Keep Calm

Wednesday 20 August 2014

22. On The Brink



Period: June 2013 - August 2013

I was informed that it usually takes about three infusions before it;s clear whether the Infliximab is working or not, which would take a couple of months. Not for the first time, I felt like I was in total limbo. I would not have believed myself capable of being so negative, but the fear of yet another disappointment led me to be extremely cautious in believing that the Infliximab was working.

in June I had my first ever smear test. Naturally, it did not come back clear and I received a letter informing me I had moderate dyskaryosis, or "pre-cancerous changes in the cervix". It further reinforced my increasingly negative perception that I was an extremely unlucky individual and that I had become one of those boring people who spends all of their time attending medical appointments! After the indignity of the colonoscopies I now had a couple of delightful colposcopies and  the affected cells were lasered away.

Nevertheless, slowly but surely my Crohn's symptoms started to improve. It was a very gradual change but by August I was no longer in constant pain and there was an element of normality to my pooping. I had also completely stopped vomiting. Around this time I finally received an appointment with a councillor, however I decided to cancel it. Instead of learning from my mistakes with the Crohn's, I refused to accept that I had depression and I was determined to snap myself out of it. I reasoned that my physical health was improving so I had no right to be depressed. In fact, I felt extremely guilty that I wasn't making the most of being well again. I also declined the councillors appointments because I was fed up with being in medical institutions all the time!

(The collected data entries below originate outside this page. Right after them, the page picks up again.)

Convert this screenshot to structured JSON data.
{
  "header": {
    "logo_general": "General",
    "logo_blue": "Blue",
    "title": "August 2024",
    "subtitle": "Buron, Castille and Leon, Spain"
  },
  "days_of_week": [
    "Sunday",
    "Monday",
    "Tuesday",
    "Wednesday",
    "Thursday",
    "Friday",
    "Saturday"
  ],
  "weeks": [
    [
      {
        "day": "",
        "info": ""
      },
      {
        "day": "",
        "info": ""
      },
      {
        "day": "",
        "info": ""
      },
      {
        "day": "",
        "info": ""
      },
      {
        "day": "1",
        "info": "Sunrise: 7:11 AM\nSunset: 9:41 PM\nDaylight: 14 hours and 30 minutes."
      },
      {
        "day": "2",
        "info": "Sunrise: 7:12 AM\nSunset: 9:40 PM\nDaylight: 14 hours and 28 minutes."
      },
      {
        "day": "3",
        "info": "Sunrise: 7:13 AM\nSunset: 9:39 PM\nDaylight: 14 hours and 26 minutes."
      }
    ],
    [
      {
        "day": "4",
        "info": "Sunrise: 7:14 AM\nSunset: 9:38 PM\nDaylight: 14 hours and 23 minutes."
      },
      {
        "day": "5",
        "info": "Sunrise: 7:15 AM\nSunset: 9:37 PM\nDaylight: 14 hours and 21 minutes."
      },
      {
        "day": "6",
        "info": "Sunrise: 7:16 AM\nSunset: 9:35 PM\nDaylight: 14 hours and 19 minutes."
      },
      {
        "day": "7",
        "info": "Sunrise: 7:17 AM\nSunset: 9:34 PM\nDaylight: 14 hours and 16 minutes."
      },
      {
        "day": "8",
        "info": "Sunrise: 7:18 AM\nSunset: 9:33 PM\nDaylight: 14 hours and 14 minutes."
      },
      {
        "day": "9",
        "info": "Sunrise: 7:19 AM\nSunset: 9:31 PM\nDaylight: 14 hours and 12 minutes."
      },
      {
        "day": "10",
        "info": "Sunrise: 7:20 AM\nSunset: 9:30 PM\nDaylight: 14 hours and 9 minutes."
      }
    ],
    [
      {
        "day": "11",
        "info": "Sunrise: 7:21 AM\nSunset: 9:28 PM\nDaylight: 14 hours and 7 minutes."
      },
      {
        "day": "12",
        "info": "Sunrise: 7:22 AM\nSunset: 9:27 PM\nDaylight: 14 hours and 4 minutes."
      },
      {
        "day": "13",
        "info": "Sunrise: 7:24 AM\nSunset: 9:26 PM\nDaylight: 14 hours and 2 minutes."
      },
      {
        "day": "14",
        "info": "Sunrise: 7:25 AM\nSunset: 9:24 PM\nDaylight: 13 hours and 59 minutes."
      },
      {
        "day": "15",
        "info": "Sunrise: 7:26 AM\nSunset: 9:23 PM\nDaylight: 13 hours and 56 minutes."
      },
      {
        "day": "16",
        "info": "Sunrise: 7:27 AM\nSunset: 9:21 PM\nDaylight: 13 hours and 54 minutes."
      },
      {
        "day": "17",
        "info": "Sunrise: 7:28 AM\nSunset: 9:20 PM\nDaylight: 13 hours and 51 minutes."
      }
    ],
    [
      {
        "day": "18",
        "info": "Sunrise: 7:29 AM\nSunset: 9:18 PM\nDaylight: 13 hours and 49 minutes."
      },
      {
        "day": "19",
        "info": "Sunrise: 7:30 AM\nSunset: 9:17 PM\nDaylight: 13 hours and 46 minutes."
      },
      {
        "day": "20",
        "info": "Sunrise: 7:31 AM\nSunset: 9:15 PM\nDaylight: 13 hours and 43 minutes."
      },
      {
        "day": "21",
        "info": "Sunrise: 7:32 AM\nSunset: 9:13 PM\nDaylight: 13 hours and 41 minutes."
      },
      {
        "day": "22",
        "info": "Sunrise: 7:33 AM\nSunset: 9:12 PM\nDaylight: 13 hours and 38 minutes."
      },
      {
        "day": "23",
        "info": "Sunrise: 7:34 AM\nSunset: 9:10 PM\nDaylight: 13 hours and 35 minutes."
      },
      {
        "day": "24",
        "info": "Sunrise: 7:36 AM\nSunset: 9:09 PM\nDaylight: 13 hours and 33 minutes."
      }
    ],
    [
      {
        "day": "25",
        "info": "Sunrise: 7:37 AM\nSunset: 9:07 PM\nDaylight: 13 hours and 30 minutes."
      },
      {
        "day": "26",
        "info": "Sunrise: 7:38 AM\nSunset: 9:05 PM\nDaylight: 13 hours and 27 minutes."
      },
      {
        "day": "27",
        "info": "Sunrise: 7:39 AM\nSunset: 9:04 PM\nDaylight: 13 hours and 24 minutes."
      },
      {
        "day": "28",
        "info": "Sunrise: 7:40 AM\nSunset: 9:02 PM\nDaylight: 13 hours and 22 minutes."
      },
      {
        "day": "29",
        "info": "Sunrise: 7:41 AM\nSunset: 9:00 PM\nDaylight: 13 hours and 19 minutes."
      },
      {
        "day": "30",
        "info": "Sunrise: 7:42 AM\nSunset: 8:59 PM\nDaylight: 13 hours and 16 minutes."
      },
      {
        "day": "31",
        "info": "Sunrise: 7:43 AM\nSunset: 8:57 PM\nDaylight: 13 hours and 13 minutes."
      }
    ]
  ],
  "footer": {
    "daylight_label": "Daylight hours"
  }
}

Throughout the past couple of years, I had always assumed that once my physical health improved I would just pick up my life where I left off. However, what I hadn't really considered was how much it had changed my life and me as a person. After three years, I was so used to being permanently ill that I just didn't know how to handle being healthy. I was so used to saying "no" whenever people invited me out that I couldn't bring myself to say yes to anything. I slowly but determinedly started to distance myself from the outside world even more - I eventually suspended my Facebook account, changed my mobile number and spent most of my spare time alone.

The worst part was, to the outside world, for instance colleagues, I seemed extremely happy. During my illness I had spent so long pretending to everyone that I was fine that I was now conditioned to be a different person in public. At work, all my colleagues and regular customers saw me as a happy-go-lucky character that could handle everything. Alone, I would spend my time dwelling on the fact that I was lying to everybody and hating myself for it.